Une telle unanimité impose que l’on étudie les propositions faites et que l’on examine les voies et moyens pour les mettre en oeuvre. Depuis 2004, les gouvernements successifs ont refusé de le faire. Au nom de la rupture dont vous vous réclamez, allez-vous prendre en compte, monsieur le secrétaire d’État, cette contribution en élaborant, par exemple, une loi sur le logement spécifique aux DOM ?

Le Gouvernement veut une mise à plat des dispositifs de la continuité territoriale : passeport mobilité, dotation de continuité territoriale, congé bonifié, etc. Cette réforme va-t-elle marquer un retrait de l’État ? Nous le craignons. L’avion est le moyen qui nous permet d’exercer la liberté de circulation des hommes. La solidarité nationale doit nous aider.

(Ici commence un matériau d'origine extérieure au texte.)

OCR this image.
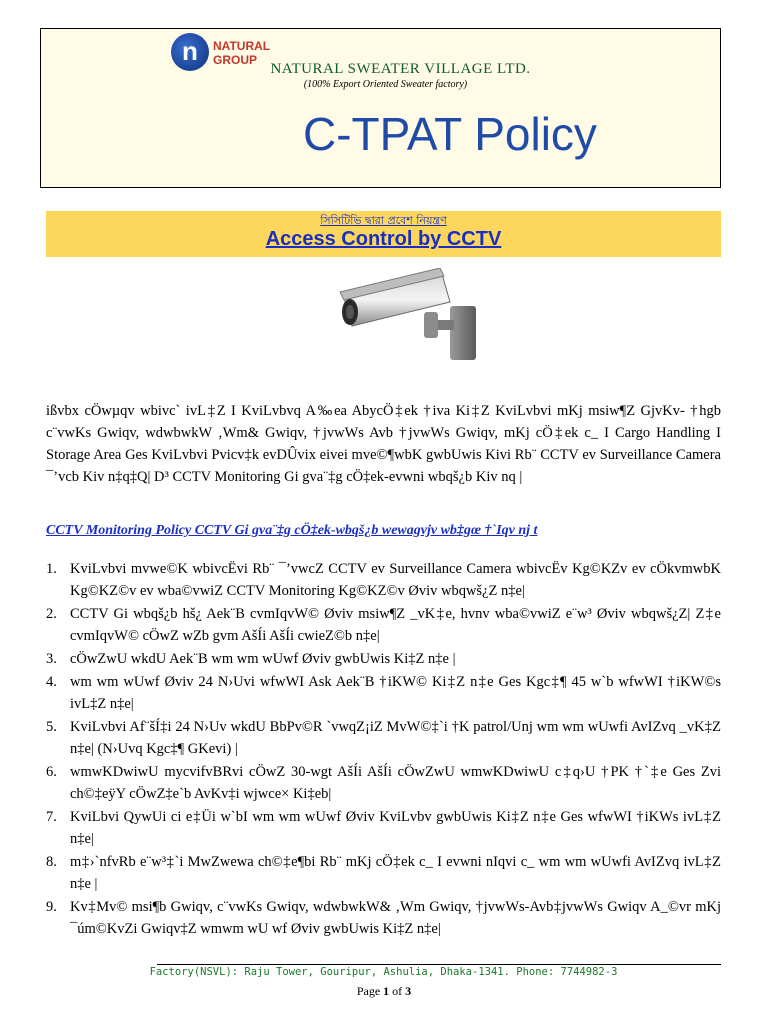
n	NATURAL
GROUP
NATURAL SWEATER VILLAGE LTD.
(100% Export Oriented Sweater factory)
C-TPAT Policy
সিসিটিভি দ্বারা প্রবেশ নিয়ন্ত্রণ
Access Control by CCTV
ißvbx cÖwµqv wbivc` ivL‡Z I KviLvbvq A‰ea AbycÖ‡ek †iva Ki‡Z KviLvbvi mKj msiw¶Z GjvKv- †hgb c¨vwKs Gwiqv, wdwbwkW ‚Wm& Gwiqv, †jvwWs Avb †jvwWs Gwiqv, mKj cÖ‡ek c_ I Cargo Handling I Storage Area Ges KviLvbvi Pvicv‡k evDÛvix eivei mve©¶wbK gwbUwis Kivi Rb¨ CCTV ev Surveillance Camera ¯’vcb Kiv n‡q‡Q| D³ CCTV Monitoring Gi gva¨‡g cÖ‡ek-evwni wbqš¿b Kiv nq |
CCTV Monitoring Policy CCTV Gi gva¨‡g cÖ‡ek-wbqš¿b wewagvjv wb‡gœ †`Iqv nj t
1. KviLvbvi mvwe©K wbivcËvi Rb¨ ¯’vwcZ CCTV ev Surveillance Camera wbivcËv Kg©KZv ev cÖkvmwbK Kg©KZ©v ev wba©vwiZ CCTV Monitoring Kg©KZ©v Øviv wbqwš¿Z n‡e|
2. CCTV Gi wbqš¿b hš¿ Aek¨B cvmIqvW© Øviv msiw¶Z _vK‡e, hvnv wba©vwiZ e¨w³ Øviv wbqwš¿Z| Z‡e cvmIqvW© cÖwZ wZb gvm AšÍi AšÍi cwieZ©b n‡e|
3. cÖwZwU wkdU Aek¨B wm wm wUwf Øviv gwbUwis Ki‡Z n‡e |
4. wm wm wUwf Øviv 24 N›Uvi wfwWI Ask Aek¨B †iKW© Ki‡Z n‡e Ges Kgc‡¶ 45 w`b wfwWI †iKW©s ivL‡Z n‡e|
5. KviLvbvi Af¨šÍ‡i 24 N›Uv wkdU BbPv©R `vwqZ¡iZ MvW©‡`i †K patrol/Unj wm wm wUwfi AvIZvq _vK‡Z n‡e| (N›Uvq Kgc‡¶ GKevi) |
6. wmwKDwiwU mycvifvBRvi cÖwZ 30-wgt AšÍi AšÍi cÖwZwU wmwKDwiwU c‡q›U †PK †`‡e Ges Zvi ch©‡eÿY cÖwZ‡e`b AvKv‡i wjwce× Ki‡eb|
7. KviLbvi QywUi ci e‡Üi w`bI wm wm wUwf Øviv KviLvbv gwbUwis Ki‡Z n‡e Ges wfwWI †iKWs ivL‡Z n‡e|
8. m‡›`nfvRb e¨w³‡`i MwZwewa ch©‡e¶bi Rb¨ mKj cÖ‡ek c_ I evwni nIqvi c_ wm wm wUwfi AvIZvq ivL‡Z n‡e |
9. Kv‡Mv© msi¶b Gwiqv, c¨vwKs Gwiqv, wdwbwkW& ‚Wm Gwiqv, †jvwWs-Avb‡jvwWs Gwiqv A_©vr mKj ¯úm©KvZi Gwiqv‡Z wmwm wU wf Øviv gwbUwis Ki‡Z n‡e|
Factory(NSVL): Raju Tower, Gouripur, Ashulia, Dhaka-1341. Phone: 7744982-3
Page 1 of 3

Nous souhaitons être desservis par des Airbus A 380, car ils auraient l’avantage de faire baisser substantiellement les prix des billets d’avion. Allez-vous, monsieur le secrétaire d’État, nous soutenir dans cette démarche ?

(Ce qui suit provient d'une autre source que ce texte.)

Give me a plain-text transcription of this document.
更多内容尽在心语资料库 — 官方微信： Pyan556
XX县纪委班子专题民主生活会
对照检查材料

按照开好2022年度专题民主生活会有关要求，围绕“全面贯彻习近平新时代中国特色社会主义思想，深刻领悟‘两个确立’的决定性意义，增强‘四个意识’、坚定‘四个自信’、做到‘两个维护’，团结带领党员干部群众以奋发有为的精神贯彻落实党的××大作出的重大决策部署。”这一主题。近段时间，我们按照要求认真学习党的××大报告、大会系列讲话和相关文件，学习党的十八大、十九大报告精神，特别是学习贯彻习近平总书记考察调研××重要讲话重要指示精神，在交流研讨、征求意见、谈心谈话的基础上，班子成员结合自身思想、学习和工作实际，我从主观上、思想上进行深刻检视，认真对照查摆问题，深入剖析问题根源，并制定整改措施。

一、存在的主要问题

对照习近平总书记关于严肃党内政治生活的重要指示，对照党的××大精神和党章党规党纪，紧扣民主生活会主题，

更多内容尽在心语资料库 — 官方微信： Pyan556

Par ailleurs, je vous rappelle ici une question que j’ai posée en commission des affaires sociales : quand les chantiers que le chef de l’État propose pour l’outre-mer, chantiers qui vont de l’école au codéveloppement en passant par le dialogue social et l’amélioration des conditions carcérales, seront-ils donc ouverts ?

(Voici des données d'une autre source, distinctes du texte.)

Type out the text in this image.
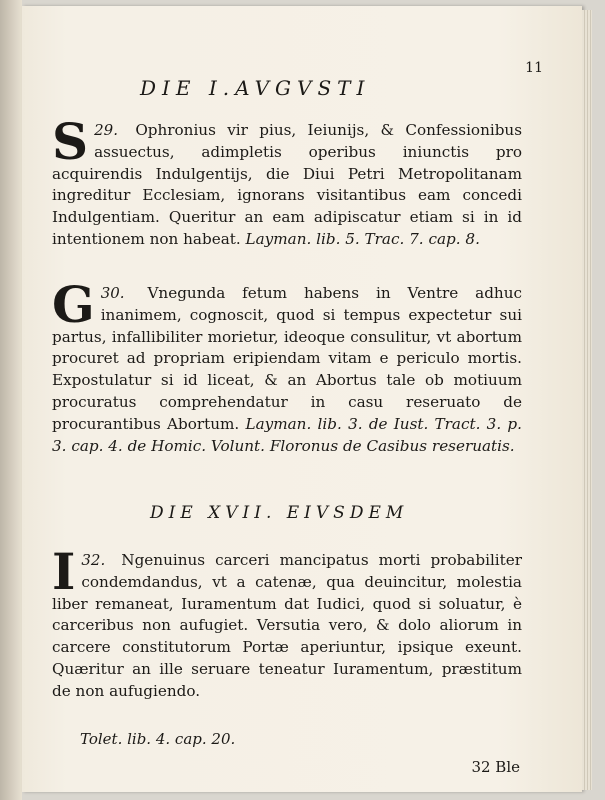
11
DIE I.AVGVSTI
29.
S	Ophronius vir pius, Ieiunijs, & Confessionibus assuectus, adimpletis operibus iniunctis pro acquirendis Indulgentijs, die Diui Petri Metropolitanam ingreditur Ecclesiam, ignorans visitantibus eam concedi Indulgentiam. Queritur an eam adipiscatur etiam si in id intentionem non habeat. Layman. lib. 5. Trac. 7. cap. 8.
30.
G	Vnegunda fetum habens in Ventre adhuc inanimem, cognoscit, quod si tempus expectetur sui partus, infallibiliter morietur, ideoque consulitur, vt abortum procuret ad propriam eripiendam vitam e periculo mortis. Expostulatur si id liceat, & an Abortus tale ob motiuum procuratus comprehendatur in casu reseruato de procurantibus Abortum. Layman. lib. 3. de Iust. Tract. 3. p. 3. cap. 4. de Homic. Volunt. Floronus de Casibus reseruatis.
DIE XVII. EIVSDEM
32.
I	Ngenuinus carceri mancipatus morti probabiliter condemdandus, vt a catenæ, qua deuincitur, molestia liber remaneat, Iuramentum dat Iudici, quod si soluatur, è carceribus non aufugiet. Versutia vero, & dolo aliorum in carcere constitutorum Portæ aperiuntur, ipsique exeunt. Quæritur an ille seruare teneatur Iuramentum, præstitum de non aufugiendo.
Tolet. lib. 4. cap. 20.
32 Ble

Je vous ai aussi interpellé par courrier sur le phénomène de la hausse des prix à la Réunion. Nous cumulons plusieurs handicaps. Nos prix sont plus élevés que ceux de la métropole, et ils le sont dans d’inquiétantes proportions. S’ajoutent à cela la hausse généralisée des prix des matières premières industrielles ou agricoles et leur raréfaction. Très dépendants de l’extérieur pour nos besoins essentiels, nous subissons en plus une hausse du coût du fret maritime, avec une augmentation de 40 % en un an, qui résulte de la hausse du prix des carburants mais surtout d’un manque de cargos, lesquels desservent de moins en moins notre zone.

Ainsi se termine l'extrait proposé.